While Japanese consumers are very sensitive about food safety and quality, awareness about resource management is still not very prevalent. Major retailer Aeon Co. has a lineup of 50 products with a special blue label from the Marine Stewardship Council, which certifies sustainable marine foods. However, MSC-labeled products account for only 3 percent of Aeon's total fish sales.

"Eating fish is a fundamental part of Japanese culture," said Kozo Ishii, the program director for MSC in Japan. "That fish is readily available is taken for granted."

A handful of U.S. and European sushi restaurants have removed bluefin from their menus, but Nagayama, the sushi chef, hasn't heard of that happening in Japan.

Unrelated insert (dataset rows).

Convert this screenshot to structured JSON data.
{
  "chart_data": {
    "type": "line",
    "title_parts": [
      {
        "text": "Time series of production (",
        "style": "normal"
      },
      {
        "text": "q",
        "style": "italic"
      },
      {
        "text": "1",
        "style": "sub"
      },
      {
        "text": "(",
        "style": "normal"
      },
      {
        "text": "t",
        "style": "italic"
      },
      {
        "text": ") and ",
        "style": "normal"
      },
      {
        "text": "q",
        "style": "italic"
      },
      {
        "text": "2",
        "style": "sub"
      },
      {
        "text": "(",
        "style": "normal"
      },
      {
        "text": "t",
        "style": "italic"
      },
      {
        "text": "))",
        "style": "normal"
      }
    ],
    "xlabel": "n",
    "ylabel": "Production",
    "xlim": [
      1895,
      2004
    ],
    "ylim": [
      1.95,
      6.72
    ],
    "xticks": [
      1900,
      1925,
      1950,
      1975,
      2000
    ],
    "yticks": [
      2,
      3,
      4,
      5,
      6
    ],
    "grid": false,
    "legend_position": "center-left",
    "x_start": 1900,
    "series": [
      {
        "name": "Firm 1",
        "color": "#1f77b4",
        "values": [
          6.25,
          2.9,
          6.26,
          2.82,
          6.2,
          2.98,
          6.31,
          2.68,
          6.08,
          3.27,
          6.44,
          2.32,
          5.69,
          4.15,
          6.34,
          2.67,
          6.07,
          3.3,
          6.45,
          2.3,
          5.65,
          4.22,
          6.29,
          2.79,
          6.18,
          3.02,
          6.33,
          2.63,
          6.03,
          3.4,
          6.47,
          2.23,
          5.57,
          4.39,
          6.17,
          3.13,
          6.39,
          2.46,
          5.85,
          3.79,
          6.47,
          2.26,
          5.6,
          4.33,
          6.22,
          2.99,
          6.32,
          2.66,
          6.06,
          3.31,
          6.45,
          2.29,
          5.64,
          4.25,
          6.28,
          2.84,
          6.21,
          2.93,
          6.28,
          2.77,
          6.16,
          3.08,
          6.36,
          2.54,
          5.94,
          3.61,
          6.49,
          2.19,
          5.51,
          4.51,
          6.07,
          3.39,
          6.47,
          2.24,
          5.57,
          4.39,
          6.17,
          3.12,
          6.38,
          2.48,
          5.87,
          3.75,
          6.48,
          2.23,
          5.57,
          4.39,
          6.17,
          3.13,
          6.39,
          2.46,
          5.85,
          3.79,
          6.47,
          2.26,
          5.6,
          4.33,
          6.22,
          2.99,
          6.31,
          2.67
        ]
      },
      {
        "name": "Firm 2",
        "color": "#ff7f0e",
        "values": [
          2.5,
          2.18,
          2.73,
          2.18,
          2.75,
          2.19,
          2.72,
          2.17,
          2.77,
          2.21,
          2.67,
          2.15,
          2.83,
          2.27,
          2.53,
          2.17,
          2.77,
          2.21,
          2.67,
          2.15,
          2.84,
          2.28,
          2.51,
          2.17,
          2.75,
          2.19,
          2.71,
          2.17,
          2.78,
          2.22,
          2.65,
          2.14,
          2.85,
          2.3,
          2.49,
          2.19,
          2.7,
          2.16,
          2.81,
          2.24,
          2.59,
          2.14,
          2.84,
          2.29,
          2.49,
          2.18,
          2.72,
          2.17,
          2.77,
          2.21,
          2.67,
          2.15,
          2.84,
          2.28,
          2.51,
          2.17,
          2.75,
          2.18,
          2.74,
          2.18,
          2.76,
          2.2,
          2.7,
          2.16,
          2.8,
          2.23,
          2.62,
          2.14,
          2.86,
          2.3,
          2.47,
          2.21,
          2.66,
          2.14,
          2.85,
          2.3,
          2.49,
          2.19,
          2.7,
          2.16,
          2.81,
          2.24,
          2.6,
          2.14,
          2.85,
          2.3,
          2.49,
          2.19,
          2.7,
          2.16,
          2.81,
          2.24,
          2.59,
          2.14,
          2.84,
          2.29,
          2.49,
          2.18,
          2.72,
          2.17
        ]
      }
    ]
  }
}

He tries to minimize the amount of the fish he uses, but says he needs to have it on hand because customers request it. A single piece of pink "o-toro" fatty tuna goes for 2,000 yen, or $21, at his shop, although customers visiting "conveyor belt" sushi shops can grab much lower quality bluefin for 100 yen, or just over a dollar.

"We're a top-end sushi bar, so we need to have it," said the 71-year-old sushi chef, who has written three books about fish. "If we don't, we can't really do business."